Nisso, há de se observar uma condução um pouco mais realista por parte do novo diretor, que mesmo mantendo o estilo sensível da série e a irretocável direção de arte, colorida e até fantasiosa, abandona parte do ar exageradamente formalista de Lyn em prol de uma câmera mais fluida por seus ambientes, que se movimenta mais na tentativa de captar sentimentos e a atmosfera dos momentos. O próprio aspecto cartunesco é um tanto deixado de lado para depositar atenção na troca de olhares das cenas românticas, e focar no toque como elemento essencial, justamente quando outra temática abarcada é a intimidade, e o sexo como uma forma de aproximação.
Quando chega ao assunto delicado, ainda mais tendo em vista o público adolescente, tudo é filmado com muita cautela e sem recorrer à exposição dos personagens, com as situações-chave se mantendo subentendidas, com vista em não espetacularizar o prazer de maneira apelativa, quando justamente essa não é a proposta, mas a busca por algo mais natural.

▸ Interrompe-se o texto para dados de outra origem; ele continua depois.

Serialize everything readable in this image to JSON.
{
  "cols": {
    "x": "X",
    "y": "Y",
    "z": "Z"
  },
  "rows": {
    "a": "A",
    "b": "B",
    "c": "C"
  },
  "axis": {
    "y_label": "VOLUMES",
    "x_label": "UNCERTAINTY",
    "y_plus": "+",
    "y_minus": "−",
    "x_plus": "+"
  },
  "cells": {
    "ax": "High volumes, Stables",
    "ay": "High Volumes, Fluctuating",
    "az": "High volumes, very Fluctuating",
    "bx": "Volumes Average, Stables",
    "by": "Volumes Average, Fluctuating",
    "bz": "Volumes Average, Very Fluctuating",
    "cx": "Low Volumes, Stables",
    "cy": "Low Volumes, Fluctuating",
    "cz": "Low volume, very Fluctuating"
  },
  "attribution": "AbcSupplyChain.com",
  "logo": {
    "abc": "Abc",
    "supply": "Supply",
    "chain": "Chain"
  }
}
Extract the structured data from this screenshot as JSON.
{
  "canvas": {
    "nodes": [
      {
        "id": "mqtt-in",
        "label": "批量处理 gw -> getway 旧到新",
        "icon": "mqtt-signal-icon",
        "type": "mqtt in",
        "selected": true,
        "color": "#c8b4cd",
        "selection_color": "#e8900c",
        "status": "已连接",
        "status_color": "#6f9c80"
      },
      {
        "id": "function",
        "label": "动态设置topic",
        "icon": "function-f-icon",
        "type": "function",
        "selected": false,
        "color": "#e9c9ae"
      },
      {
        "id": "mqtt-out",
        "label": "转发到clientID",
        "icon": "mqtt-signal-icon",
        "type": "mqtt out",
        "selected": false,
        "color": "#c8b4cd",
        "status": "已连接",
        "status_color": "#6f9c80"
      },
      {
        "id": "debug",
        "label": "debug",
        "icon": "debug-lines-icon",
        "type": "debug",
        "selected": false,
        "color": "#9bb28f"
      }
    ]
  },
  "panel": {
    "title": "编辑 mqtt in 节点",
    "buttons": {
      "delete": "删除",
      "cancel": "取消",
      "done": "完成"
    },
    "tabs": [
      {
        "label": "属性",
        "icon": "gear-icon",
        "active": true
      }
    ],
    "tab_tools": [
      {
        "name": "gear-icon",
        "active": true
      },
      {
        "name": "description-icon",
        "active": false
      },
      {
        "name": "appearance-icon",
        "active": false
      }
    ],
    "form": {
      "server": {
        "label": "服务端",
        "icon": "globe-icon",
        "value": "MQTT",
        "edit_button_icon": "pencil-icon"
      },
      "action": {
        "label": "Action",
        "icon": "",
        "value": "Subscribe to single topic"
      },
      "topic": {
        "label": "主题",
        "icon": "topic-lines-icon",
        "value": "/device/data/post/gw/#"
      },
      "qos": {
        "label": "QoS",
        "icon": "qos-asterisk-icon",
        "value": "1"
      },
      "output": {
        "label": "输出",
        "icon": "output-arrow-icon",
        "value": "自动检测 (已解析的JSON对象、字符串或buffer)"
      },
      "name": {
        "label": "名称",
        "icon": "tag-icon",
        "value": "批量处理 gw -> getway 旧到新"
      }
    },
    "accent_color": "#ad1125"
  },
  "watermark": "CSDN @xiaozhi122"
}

Entre as três temporadas, talvez esta seja a mais previsível em relação aos conflitos que estabelece, em razão da maneira consolidada na qual se encontram os relacionamentos em tela, já em estágios mais avançados. No entanto, nem por isso é mais fraca que as demais, mesmo que, por vezes, pareça acostar-se em uma zona de conforto. Fato é que Heartstopper continua, e mais, evolui na maturidade demonstrada por sua autora, Alice Oseman, pela maneira como trata seus personagens e os desenvolve, sempre com a constância da aproximação entre si, como casais e amigos, bem como na intimidade que estabelecem, também, com o público. É uma série que continua nos envolvendo de maneira única, da mesma forma que, com otimismo, debate temáticas sérias, atuais e universais, sob a ótica das pessoas LGBTQIAPN+.
Avaliação: 4.5/5
Heartstopper – 3ª Temporada (Idem, 2024)
Criação: Alice Oseman
Gênero: Romance
Origem: Reino Unido
Duração: 8 episódios - 30 minutos em média cada episódio
Disponível: Netflix
Sinopse: Nick, Charlie e seu grupo de amigos lidam a aproximação do fim do ano letivo, e com ele, o frio na barriga para a tão sonhada vida universitária. Entre as alegrias e desafios, todos devem aprender a apoiar-se naqueles que amam quando a vida não corre como planejado.